I’ve been told that Great-grandma ‘Tite (Emily’s nickname, rhymed with “sweet”) was very beautiful, and this is verified by the four photographs I have of her, two of which hang on the wall of my home in California. She was full of life into her 70s, dancing along in the front room of her Aloha farmhouse on Cornfine Bayou to the music from her old Victrola, high-stepping and whirling to the cheering-on of family gathered on Sunday visiting day. Always, at the end of her performance, she would arch her spine and kick back one leg, little booted foot suspended in air beneath her long dress until the clapping stopped. It was her trademark move. My mother and all of the other surviving grandchildren remember this vividly.

Emily fascinated me for years, an untapped mystery, but my life was too busy to dwell on impractical musings with no identified purpose. For two decades I had hoisted myself upward, hand over hand up the corporate ladder, until I was a vice president for a Fortune 500 high-technology company in Silicon Valley. But every so often, while reviewing strategic businesses in small, airless rooms, I found myself secretly thinking about Emily, who she was, how she came to be. During budget reviews my mind would drift to Emily’s mother, Philomene, about whom I knew so little, only as a name in a brief two-page family history written 20 years before by a great-cousin and sent to me by my uncle. I began to develop a nagging and unmanageable itch to identify Philomene’s mother, to find out if she lived on a plantation as someone else’s property, a slave, or if she had been free.

In 1995, driven by a hunger that I could not name, I surprised myself and quit my job, walking away from a coveted position for which I had spent my life preparing.
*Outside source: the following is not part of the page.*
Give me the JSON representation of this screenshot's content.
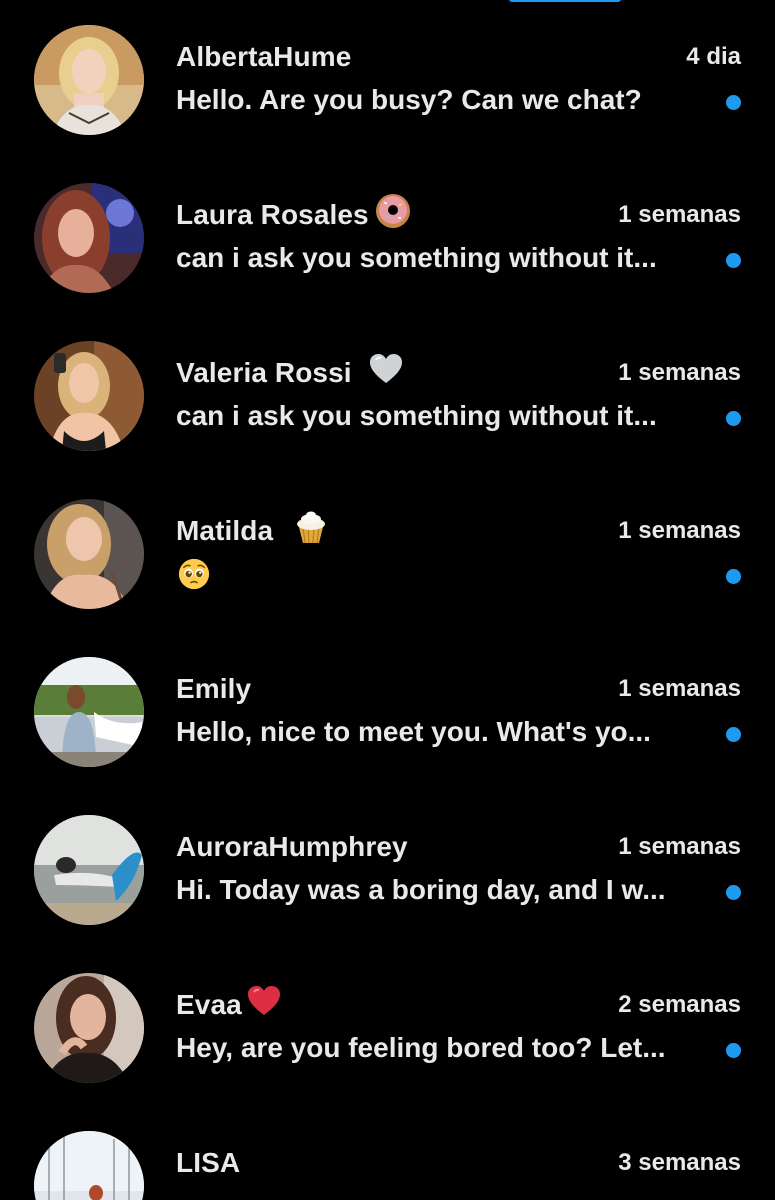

Crossing back and forth from California to Louisiana, I interviewed family members and local historians, learning just how tangled the roots of family trees could become.

I scanned documents until headaches drove me from moldy basements where census records or badly preserved old newspapers from the 1800s and early 1900s were stored. In assorted Louisiana courthouses I waded through deeds, wills, inventories, land claims and trial proceedings. Joining the Natchitoches, La., genealogy society led me to some private collections, including letters. The search for my ancestors moved beyond a pastime and became an obsession.

Revealed bit by bit from mounds of documents and family stories, I connected the line backward between these women of my family, daughter to mother. From Emily, back to Philomene, to Suzette and Elisabeth. They were not Mammy or Jezebel or Topsy, the slave images made safe and familiar in Gone with the Wind tradition. They were flesh-and-blood women who made hard choices, even in oppression.

Emily’s mother, Philomene, came to life before any of the others. She visited my dreams, and demanded that I struggle to understand the different generations of my family and the complexities of their lives. She made it unacceptable that any of them be reduced or forgotten. It defies description in words, this bond I have with Philomene and her ability to reach across four generations to me with such impact. There were demanding days in the beginning when I feared her, a shapeless apparition, usually in the aftermath of her unrelenting hand at my back and the unnerving certainty of her voice in my ear. But the fear was always tempered with respect.